The “possession battle” results?

All Situations Possession

  • PHI (47.1%) vs. TOR (52.9%), 1969
  • EDM (53.4%) vs. PHI (46.6%), 1981
  • LAK (51.7%) vs. STL (48.3%), 2013

Possession, Score Close

  • PHI (41.3%) vs. TOR (58.7%)
  • EDM (48.7%) vs. PHI (51.3%)
  • LAK (51.2%) vs. STL (48.8%)

NHL Team History, Possession, and Winning the Stanley Cup

Photo by “JulieAndSteve”, via Wikimedia Commons

Gabe Desjardins dropped a comment over at my Tumblr awhile ago, asking me if I could put together a graph expanding on a metric I came up with, 2-Period Shot Percentage (or 2pS%). 2pS% is an historical possession metric that takes shots-for and shots-against in just the first two periods of a game and expresses it as a percentage for the team being analyzed.
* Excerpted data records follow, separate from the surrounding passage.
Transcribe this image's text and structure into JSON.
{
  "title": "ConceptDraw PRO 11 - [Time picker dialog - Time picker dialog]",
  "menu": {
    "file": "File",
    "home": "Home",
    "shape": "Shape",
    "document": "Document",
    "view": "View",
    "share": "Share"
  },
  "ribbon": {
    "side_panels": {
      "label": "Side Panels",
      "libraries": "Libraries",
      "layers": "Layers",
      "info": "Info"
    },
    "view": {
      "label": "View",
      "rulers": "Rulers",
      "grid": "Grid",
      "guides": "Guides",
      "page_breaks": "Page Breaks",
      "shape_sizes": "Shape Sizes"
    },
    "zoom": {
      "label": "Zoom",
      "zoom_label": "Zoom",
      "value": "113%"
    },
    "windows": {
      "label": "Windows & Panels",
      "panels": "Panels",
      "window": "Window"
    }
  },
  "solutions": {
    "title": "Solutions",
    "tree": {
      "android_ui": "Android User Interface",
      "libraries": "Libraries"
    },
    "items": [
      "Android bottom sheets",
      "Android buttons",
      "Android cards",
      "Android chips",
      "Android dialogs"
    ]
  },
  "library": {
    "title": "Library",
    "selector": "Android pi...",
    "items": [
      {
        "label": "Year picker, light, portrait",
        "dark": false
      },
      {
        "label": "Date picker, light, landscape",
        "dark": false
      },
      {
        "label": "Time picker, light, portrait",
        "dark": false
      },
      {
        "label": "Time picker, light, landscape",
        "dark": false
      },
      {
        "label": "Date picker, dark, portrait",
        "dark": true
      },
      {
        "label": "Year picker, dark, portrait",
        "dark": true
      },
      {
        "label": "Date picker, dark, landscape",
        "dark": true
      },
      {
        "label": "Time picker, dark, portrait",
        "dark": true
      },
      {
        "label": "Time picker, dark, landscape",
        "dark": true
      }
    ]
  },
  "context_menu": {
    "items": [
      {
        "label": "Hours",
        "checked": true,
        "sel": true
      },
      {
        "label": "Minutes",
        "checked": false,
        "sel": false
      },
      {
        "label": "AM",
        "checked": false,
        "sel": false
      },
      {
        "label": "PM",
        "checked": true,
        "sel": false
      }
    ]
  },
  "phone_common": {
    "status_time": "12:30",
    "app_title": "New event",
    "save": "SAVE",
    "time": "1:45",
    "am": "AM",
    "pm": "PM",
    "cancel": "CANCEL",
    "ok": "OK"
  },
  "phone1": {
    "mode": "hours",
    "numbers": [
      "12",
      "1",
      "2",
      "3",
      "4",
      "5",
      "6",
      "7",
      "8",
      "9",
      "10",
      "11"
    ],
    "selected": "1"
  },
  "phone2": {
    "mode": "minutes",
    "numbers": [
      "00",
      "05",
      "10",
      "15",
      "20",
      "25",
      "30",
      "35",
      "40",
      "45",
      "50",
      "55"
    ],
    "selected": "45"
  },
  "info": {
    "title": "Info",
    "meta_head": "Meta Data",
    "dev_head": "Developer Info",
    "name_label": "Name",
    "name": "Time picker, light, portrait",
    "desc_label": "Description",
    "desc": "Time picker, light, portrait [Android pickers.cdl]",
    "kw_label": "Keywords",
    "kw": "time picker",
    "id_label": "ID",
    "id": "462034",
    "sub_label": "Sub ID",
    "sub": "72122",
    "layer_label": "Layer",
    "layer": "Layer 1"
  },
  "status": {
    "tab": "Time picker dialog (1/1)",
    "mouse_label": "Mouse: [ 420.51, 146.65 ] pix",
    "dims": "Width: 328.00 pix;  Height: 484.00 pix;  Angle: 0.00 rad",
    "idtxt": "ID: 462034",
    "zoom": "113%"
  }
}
The idea was that I was trying to get a rough possession measure from the period that would avoid score effects, or the tendency for teams with a lead to sit on the lead and thus give up shots late in the game. Having recently completed a database of period-by-period shot data going back to 1952-53, I have been able to test this metric a bit and the results were good for 2pS% as a possession measure. Returning to Gabe’s request, he wanted to know if I could chart the 2pS% data from year-to-year, with one line following the league leader in the metric and the other line following the Stanley Cup winner. I’d been curious about this myself; certainly there are a number of different ways to express the value of the metric, but this particular one could be interesting because it toes the line between what the Old and New Guard feel is important in this kind of analysis.